Une simple déclaration du ministre de l’Intérieur indiquant que cette nouvelle loi n’engendra pas de contrôles au faciès ne peut éviter les effets délétères qui découleront de l’application de ces pouvoirs de police élargis.
Il vous revient désormais, élu-e-s de la Nation, de repousser ces dispositions, sans lien avec la lutte contre le terrorisme, du projet de loi. Si néanmoins elles sont maintenues, nous vous appelons a minima à y introduire des procédures permettant de contrôler l’utilisation de ces pouvoirs et donc à mettre en place un récépissé des contrôles d’identité.
A cette fin, un alinéa pourrait être ajouté selon lequel :
« Les contrôles d’identité réalisés en application du présent article donnent lieu, sous peine de nullité du contrôle d’identité et des actes dont il est le support, à l’établissement d’un document spécifiant l’heure du contrôle, la date du contrôle, le lieu du contrôle, le motif du contrôle et les suites du contrôle dont les modalités seront fixées par décret en conseil d’Etat. »

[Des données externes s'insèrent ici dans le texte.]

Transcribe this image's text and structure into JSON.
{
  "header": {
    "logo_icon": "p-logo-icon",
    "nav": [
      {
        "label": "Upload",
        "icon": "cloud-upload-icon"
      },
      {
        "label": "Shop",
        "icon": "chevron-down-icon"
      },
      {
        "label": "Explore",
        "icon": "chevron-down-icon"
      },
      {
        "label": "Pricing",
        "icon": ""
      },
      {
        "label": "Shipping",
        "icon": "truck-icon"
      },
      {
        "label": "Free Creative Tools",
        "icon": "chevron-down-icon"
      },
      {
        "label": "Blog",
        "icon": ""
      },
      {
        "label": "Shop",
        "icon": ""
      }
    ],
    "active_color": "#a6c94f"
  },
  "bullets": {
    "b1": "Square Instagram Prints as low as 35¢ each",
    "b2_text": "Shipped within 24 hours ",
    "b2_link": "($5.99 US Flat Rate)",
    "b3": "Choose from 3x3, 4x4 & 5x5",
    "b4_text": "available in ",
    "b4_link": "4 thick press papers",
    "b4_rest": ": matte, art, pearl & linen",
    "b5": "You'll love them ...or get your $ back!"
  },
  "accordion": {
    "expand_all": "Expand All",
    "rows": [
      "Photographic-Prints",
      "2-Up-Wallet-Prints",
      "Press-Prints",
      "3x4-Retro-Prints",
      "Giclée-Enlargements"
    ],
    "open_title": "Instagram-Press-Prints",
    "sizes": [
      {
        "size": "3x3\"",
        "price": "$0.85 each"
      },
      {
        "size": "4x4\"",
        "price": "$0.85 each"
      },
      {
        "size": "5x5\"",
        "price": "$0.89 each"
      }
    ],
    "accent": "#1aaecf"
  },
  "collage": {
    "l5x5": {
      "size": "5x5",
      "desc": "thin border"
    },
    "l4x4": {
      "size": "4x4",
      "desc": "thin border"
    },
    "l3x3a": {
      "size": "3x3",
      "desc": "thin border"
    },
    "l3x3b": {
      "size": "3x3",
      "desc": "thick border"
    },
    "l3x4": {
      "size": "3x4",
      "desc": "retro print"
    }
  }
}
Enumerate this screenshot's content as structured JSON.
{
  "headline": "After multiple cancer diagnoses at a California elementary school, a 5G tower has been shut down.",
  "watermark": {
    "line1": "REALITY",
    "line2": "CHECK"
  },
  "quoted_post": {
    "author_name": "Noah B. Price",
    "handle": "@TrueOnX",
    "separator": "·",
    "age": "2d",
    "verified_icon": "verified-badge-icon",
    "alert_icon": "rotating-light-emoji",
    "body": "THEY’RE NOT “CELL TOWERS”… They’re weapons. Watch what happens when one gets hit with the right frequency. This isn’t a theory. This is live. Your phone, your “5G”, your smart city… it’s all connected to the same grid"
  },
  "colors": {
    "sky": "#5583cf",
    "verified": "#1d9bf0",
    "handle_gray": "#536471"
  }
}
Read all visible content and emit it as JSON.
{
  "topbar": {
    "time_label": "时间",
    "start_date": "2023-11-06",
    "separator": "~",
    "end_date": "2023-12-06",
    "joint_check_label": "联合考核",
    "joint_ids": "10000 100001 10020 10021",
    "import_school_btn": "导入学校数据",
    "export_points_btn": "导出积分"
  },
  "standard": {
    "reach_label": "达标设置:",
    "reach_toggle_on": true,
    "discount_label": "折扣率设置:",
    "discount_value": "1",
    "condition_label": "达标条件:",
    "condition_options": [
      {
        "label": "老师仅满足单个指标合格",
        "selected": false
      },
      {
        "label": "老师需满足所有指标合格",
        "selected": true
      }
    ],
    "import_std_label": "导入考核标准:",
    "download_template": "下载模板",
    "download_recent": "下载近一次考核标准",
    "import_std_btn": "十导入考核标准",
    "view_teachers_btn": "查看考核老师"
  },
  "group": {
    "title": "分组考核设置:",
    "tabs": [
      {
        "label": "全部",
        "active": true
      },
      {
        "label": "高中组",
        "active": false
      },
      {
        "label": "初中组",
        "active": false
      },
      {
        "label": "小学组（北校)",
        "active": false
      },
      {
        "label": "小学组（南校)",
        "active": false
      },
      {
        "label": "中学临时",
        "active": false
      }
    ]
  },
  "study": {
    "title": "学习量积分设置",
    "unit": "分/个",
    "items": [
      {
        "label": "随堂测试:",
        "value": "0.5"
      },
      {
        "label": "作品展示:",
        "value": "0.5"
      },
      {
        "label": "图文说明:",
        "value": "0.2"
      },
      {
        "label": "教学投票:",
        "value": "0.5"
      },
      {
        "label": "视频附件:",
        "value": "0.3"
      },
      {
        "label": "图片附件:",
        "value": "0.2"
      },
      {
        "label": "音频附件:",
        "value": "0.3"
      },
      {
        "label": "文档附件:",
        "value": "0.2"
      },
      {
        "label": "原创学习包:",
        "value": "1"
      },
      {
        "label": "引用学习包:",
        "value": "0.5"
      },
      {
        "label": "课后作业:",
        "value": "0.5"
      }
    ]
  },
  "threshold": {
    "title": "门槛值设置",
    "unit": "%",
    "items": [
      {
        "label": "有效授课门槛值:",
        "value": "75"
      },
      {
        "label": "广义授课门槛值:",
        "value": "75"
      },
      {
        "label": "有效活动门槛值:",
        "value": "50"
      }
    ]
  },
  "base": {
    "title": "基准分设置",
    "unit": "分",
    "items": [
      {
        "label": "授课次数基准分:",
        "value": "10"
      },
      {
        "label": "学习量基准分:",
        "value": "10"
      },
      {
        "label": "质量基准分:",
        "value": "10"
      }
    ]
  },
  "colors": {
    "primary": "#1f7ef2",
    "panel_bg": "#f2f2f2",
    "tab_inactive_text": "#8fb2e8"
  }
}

Nous, organisations non gouvernementales, acteurs de la société civile, chercheurs, vous appelons à vous saisir de cette question, et nous tenons à votre disposition pour évoquer ce sujet.
Dans l’espoir de vous voir donner une suite favorable à notre demande, veuillez agréer, Madame la Députée, Monsieur le Député, notre considération distinguée,
Les membres de la plateforme « En finir avec les contrôles au faciès »
Paris, le 25 septembre 2017
[1] Voir document « Éléments de contexte sur le profilage racial en France », joint à ce courrier
[2] Timishev v. Russie, Cour européenne des droits de l’homme, 13 Décembre 2005 ; Rosalind Williams Lecraft v. Spain, Comité des droits de l’homme des Nations Unies, 27 juillet 2009.